9

Let's assume the following hosts:

  • localhost : my laptop
  • remoteserver : a server with a public IP which runs a SSH server.
  • private.remoteserver : a server with a private IP which is only accessible from remoteserver.

I don't have sudo access to remoteserver, so I can't make changes with the root user.

The question is: Is it possible to access a port on private.remoteserver from remoteserver, in a single command?

I've played around a bit with ssh tunnels without luck. It would like to create an SSH alias to private.remoteserver as described in this article.

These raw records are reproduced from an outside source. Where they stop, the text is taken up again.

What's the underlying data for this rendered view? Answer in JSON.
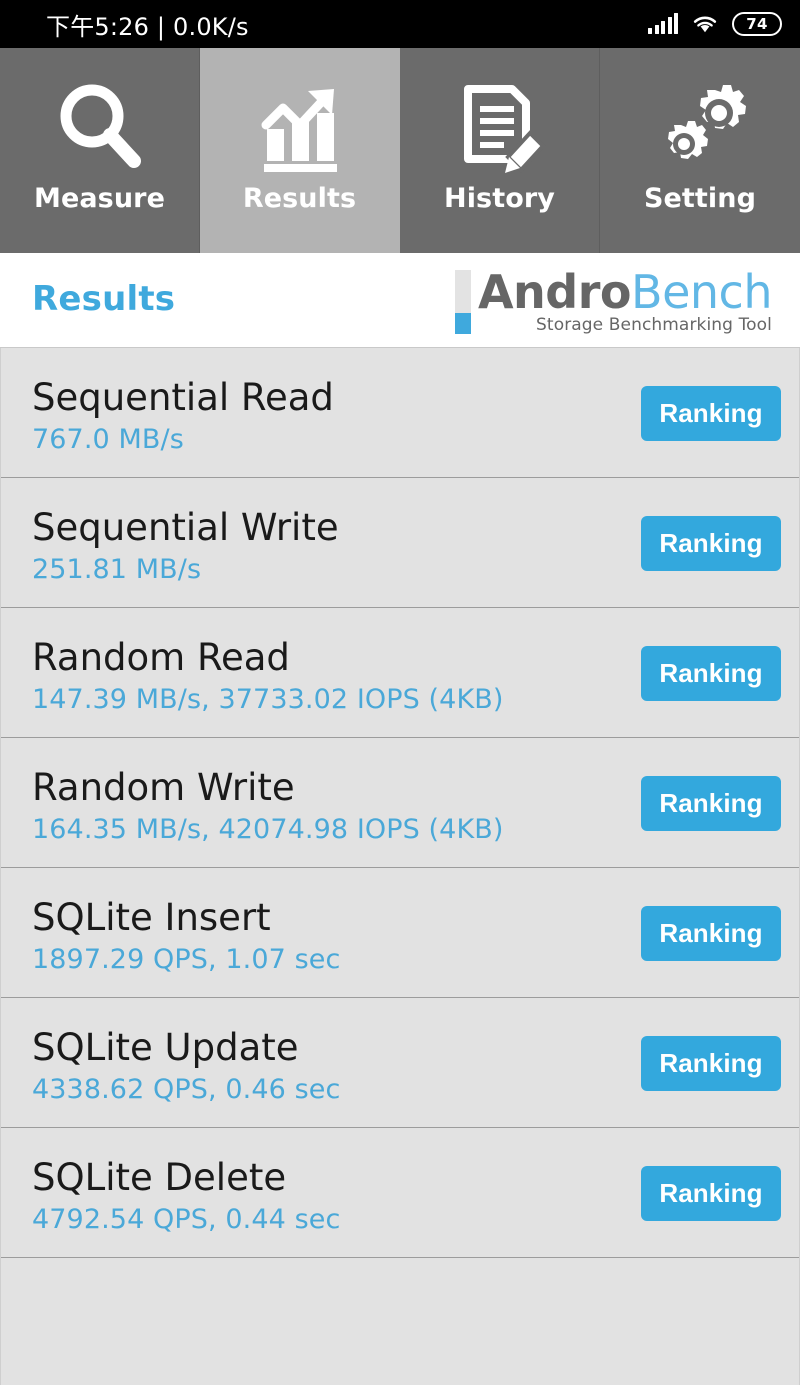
{
  "statusbar": {
    "time_and_net": "下午5:26 | 0.0K/s",
    "signal_icon": "signal-bars-icon",
    "wifi_icon": "wifi-icon",
    "battery_level": "74"
  },
  "tabs": [
    {
      "label": "Measure",
      "icon": "magnifier-icon",
      "active": false
    },
    {
      "label": "Results",
      "icon": "bar-chart-arrow-icon",
      "active": true
    },
    {
      "label": "History",
      "icon": "document-pencil-icon",
      "active": false
    },
    {
      "label": "Setting",
      "icon": "gears-icon",
      "active": false
    }
  ],
  "header": {
    "page_title": "Results",
    "logo_primary": "Andro",
    "logo_secondary": "Bench",
    "logo_subtitle": "Storage Benchmarking Tool"
  },
  "results": [
    {
      "name": "Sequential Read",
      "value": "767.0 MB/s",
      "button": "Ranking"
    },
    {
      "name": "Sequential Write",
      "value": "251.81 MB/s",
      "button": "Ranking"
    },
    {
      "name": "Random Read",
      "value": "147.39 MB/s, 37733.02 IOPS (4KB)",
      "button": "Ranking"
    },
    {
      "name": "Random Write",
      "value": "164.35 MB/s, 42074.98 IOPS (4KB)",
      "button": "Ranking"
    },
    {
      "name": "SQLite Insert",
      "value": "1897.29 QPS, 1.07 sec",
      "button": "Ranking"
    },
    {
      "name": "SQLite Update",
      "value": "4338.62 QPS, 0.46 sec",
      "button": "Ranking"
    },
    {
      "name": "SQLite Delete",
      "value": "4792.54 QPS, 0.44 sec",
      "button": "Ranking"
    }
  ],
  "colors": {
    "accent_blue": "#33a8dd",
    "value_blue": "#4aa8d8",
    "title_blue": "#3fa9dd",
    "tab_inactive": "#6b6b6b",
    "tab_active": "#b3b3b3",
    "list_bg": "#e2e2e2"
  }
}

For example, I'd like to run from localhost:

curl http://private.remoteserver:8080/

to connect to port 8080 on private.remoteserver. Is this possible?

slm
  • 7,355
  • 16
  • 54
  • 72
David
  • 223
  • 1
  • 2
  • 6

2 Answers2

9

You haven't show us what you've tried so far, but something as simple as this should work:

ssh -L 8080:private.remoteserver:8080 remoteserver

Which would then let you run:

curl http://localhost:8080/

...which due to the port forwarding we just set up would actually connect to port 8080 on private.remoteserver.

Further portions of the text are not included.